PRESQUE ISLE (NEWSCENTER Maine) -- If our solar system measured forty miles across, the sun would be the size of a building in Presque Isle and Pluto would be the size of a marble in Houlton.
That profound thought came to Professor Kevin McCartney about twenty years ago. With the help of 700 people from all over Aroostook County, he assembled The Maine Solar System Model.
Of course, our discoveries about the solar system are constantly changing and McCartney must update his work.
"If there's anything wrong, people will tell me, right down to a quarter of an inch," muses the professor who is pleased that his efforts have helped get people to think.
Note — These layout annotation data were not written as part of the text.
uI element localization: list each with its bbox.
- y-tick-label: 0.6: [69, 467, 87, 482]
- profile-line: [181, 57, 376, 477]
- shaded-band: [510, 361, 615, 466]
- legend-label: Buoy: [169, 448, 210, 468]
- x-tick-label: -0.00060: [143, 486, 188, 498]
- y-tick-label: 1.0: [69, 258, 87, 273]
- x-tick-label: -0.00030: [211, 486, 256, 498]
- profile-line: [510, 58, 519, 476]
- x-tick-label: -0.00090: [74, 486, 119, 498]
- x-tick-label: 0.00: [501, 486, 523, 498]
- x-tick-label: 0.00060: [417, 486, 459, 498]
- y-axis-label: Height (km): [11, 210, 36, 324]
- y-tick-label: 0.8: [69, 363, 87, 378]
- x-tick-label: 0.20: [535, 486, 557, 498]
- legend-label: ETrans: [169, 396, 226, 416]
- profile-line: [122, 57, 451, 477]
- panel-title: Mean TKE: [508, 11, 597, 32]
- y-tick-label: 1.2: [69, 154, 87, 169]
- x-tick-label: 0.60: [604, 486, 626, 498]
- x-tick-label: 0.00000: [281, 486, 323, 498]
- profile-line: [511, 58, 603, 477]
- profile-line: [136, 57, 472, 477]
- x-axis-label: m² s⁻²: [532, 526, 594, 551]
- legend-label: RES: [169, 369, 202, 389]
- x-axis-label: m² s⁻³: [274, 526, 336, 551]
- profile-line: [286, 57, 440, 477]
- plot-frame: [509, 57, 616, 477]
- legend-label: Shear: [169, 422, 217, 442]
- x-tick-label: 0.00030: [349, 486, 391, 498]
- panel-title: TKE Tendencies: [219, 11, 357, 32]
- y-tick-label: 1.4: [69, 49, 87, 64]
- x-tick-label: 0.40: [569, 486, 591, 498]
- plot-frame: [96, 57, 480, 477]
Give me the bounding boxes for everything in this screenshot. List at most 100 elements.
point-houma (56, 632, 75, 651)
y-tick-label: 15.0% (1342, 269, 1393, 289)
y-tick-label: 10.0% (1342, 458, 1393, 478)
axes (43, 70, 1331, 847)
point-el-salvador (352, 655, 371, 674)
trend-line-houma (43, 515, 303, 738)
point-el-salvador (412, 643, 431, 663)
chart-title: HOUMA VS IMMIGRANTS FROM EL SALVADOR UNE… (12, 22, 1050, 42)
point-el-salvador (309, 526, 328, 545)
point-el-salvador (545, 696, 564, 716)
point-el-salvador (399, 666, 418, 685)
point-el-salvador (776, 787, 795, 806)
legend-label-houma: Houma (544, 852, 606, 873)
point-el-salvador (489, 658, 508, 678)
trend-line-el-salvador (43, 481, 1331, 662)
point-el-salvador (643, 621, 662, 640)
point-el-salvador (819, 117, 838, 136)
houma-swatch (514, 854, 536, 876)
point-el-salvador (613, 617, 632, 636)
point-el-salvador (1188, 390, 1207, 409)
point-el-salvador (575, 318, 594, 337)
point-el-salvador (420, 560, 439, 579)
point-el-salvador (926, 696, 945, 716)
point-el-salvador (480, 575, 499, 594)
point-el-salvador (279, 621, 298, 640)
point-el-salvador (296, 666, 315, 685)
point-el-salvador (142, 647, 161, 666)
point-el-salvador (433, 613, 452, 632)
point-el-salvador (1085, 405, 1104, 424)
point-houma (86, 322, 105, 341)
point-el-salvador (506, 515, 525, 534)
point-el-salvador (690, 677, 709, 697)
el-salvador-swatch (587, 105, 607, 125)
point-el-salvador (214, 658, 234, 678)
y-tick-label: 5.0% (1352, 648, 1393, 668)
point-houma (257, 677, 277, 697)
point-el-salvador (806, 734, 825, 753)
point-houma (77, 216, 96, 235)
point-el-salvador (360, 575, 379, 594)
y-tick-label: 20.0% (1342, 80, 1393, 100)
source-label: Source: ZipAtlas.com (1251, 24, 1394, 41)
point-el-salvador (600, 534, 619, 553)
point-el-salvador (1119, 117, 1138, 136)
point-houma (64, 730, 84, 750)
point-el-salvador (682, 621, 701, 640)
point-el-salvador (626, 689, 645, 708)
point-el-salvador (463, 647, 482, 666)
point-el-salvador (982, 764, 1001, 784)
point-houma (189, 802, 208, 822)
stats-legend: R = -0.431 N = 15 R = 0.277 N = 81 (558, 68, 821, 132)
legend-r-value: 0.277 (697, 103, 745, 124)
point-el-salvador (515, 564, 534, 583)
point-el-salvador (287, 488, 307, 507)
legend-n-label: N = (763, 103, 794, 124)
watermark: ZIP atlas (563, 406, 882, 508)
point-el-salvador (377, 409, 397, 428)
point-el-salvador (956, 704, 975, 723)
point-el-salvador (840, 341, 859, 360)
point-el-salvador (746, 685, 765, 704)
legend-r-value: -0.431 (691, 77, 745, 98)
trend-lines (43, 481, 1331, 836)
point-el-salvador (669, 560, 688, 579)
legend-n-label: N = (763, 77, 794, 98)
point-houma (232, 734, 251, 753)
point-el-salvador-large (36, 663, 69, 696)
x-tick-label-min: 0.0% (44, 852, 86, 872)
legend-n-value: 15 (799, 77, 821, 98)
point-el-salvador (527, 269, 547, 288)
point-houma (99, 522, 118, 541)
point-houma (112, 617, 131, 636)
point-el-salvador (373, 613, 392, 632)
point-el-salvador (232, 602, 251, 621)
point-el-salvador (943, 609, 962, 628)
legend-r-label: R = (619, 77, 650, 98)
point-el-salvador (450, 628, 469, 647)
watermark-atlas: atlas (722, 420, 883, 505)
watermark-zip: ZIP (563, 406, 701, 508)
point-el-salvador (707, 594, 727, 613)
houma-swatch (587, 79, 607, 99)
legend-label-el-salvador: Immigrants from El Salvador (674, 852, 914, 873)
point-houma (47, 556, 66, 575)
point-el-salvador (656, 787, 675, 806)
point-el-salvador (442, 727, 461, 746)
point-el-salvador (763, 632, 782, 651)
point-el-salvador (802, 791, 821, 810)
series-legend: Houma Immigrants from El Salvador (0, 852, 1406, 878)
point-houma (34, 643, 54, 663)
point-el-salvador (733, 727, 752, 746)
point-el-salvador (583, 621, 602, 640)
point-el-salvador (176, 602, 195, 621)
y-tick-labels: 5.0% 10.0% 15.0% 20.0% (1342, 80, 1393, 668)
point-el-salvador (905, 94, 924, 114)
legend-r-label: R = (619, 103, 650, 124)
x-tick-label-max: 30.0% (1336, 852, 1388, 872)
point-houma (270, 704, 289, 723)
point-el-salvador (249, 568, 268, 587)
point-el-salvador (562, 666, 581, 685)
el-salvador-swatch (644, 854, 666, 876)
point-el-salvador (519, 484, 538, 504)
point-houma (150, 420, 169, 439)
He also believes it has attracted a lot of tourism to The County.
"The distance between the sun and earth is ninety-three million miles. That's an astronomical unit," he profesized.
That puts Mercury, Venus and Earth all within a mile of the sun, which is located at the University of Maine in Presque Isle.
The larger planets are properly spaced following Route 1 to the south toward Houlton.
Whenever a change is made to the solar system, McCartney must change his model. "It seems we're finding something every few weeks," he muses.
Two new dwarf planets are being placed. These will be the proper distance from the sun, but to the north away from other planets in the model. "Haumea will be in Lille. Makemake will be in Madawaska," he said.
The model has been a wonderful learning tool for people who drive the road regularly. It drives home the point that our solar system is a big place.
When asked where the next nearest solar system could be placed, McCartney has an intriguing answer.
"If we keep it to this scale, the next nearest solar system would be on the moon! he said. Then, noting how critical some visitors are adds, "approximately!"